What is the play you’re doing now?
I’m doing a play off-Broadway called The Whirligig. It’s written by a brilliant actor named Hamish Linklater. Hamish… he’s on Fargo and he was in The New Adventures of Old Christine with Julia Louis-Dreyfus, and he’s a brilliant stage actor in New York City. He’s a good friend of mine, and he wrote this gorgeous play, also with some similar themes of generational addiction. He’s a really promising writer, Hamish is, and it’s a wonderful cast. Zosia Mamet from Girls is in it, and she’s brilliant, and a wonderful British actor named Dolly Wells, who’s on that show Doll & Em with Emily Mortimer, and she plays my wife. And some really great New York City stage character actors. It’s a far less dark world view [than Bloodline]. It’s a comedy, really. But yeah, I’m just loving doing it, and I’m loving to see how simple I can be on stage.

Is it a relief to do something a little bit less dark and intense right after finishing Bloodline?
Yeah, definitely. I mean, the play has some very, very heartbreaking moments to it, but the characters use humor throughout as a way of coping… rather than fratricide.

I love doing comedy, and I would really love… I’m looking for something that’s even silly, even absurd, even madcap and really joyful. I think that would be a really fun thing to work on. Bloodline was an amazing show, but there was just no getting around the fact that they were not out for laughs, they were not out for feel-good-TV. They wanted to tell a story with a really dark heart to it, and they were true to that. But it takes its toll, definitely.

Are there gag reels that exist from Bloodline?
There are definitely gag reels, and it actually is a very funny group of actors. Even through some of those really long, dark nights with very upsetting material, you find a way to go through it together. Not just the actors… it’s a crew that I was with for three years that I love dearly. The crew becomes as much your scene partner as any of the actors. You see them far more than you do the rest of the cast. And yeah, they always helped to lighten the mood when things started to get too weird.

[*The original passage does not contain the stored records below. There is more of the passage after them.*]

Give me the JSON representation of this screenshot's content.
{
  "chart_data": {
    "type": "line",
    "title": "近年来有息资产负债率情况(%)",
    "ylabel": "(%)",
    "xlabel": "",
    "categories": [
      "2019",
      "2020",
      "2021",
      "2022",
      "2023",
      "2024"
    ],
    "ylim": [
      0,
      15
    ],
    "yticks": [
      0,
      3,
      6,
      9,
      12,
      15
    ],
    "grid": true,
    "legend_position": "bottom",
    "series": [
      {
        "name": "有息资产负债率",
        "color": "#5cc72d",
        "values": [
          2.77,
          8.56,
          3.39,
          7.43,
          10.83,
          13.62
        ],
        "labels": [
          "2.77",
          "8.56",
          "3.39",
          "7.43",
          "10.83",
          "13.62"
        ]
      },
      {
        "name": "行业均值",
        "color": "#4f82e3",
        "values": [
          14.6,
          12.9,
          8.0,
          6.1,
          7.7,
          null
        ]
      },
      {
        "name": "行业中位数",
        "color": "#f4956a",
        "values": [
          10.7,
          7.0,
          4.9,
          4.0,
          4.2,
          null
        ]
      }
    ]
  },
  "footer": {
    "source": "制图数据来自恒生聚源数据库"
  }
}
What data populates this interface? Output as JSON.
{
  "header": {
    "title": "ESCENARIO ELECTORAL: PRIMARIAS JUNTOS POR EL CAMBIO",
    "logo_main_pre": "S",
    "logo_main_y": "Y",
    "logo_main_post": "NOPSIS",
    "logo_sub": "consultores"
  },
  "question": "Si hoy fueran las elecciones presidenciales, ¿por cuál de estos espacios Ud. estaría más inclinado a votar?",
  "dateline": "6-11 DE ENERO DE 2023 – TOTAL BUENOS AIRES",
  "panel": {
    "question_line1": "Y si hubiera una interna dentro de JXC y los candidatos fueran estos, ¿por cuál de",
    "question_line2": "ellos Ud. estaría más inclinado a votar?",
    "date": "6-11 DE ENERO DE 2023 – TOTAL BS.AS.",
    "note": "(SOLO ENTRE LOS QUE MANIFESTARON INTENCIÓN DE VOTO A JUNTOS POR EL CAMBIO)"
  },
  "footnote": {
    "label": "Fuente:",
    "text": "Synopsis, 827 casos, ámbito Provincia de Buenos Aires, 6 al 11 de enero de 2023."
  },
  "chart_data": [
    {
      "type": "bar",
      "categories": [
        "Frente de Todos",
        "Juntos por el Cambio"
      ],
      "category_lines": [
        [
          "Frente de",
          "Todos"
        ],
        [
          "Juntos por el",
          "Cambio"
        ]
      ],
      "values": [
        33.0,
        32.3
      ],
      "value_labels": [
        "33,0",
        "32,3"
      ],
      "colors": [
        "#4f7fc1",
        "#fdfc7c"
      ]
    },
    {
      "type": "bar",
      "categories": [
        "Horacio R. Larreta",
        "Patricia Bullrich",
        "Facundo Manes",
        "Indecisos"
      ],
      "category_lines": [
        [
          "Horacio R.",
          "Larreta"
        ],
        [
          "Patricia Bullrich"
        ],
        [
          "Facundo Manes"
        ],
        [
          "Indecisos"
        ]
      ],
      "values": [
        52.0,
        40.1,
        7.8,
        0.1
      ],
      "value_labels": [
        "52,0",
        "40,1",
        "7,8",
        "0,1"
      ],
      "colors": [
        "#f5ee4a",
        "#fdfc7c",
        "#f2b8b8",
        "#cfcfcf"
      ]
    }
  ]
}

There should be a release of the gag reels. Those would be fun to see, I think, for viewers who’ve been watching this intense drama for three seasons.
They could, but that show put everybody in a really weird mindset. I don’t even know if they’d be viewable. They’d probably be X-rated. The humor got pretty sick down there. It had to be. It was a ball.

Bloodline Season 3 premieres on May 26 on Netflix.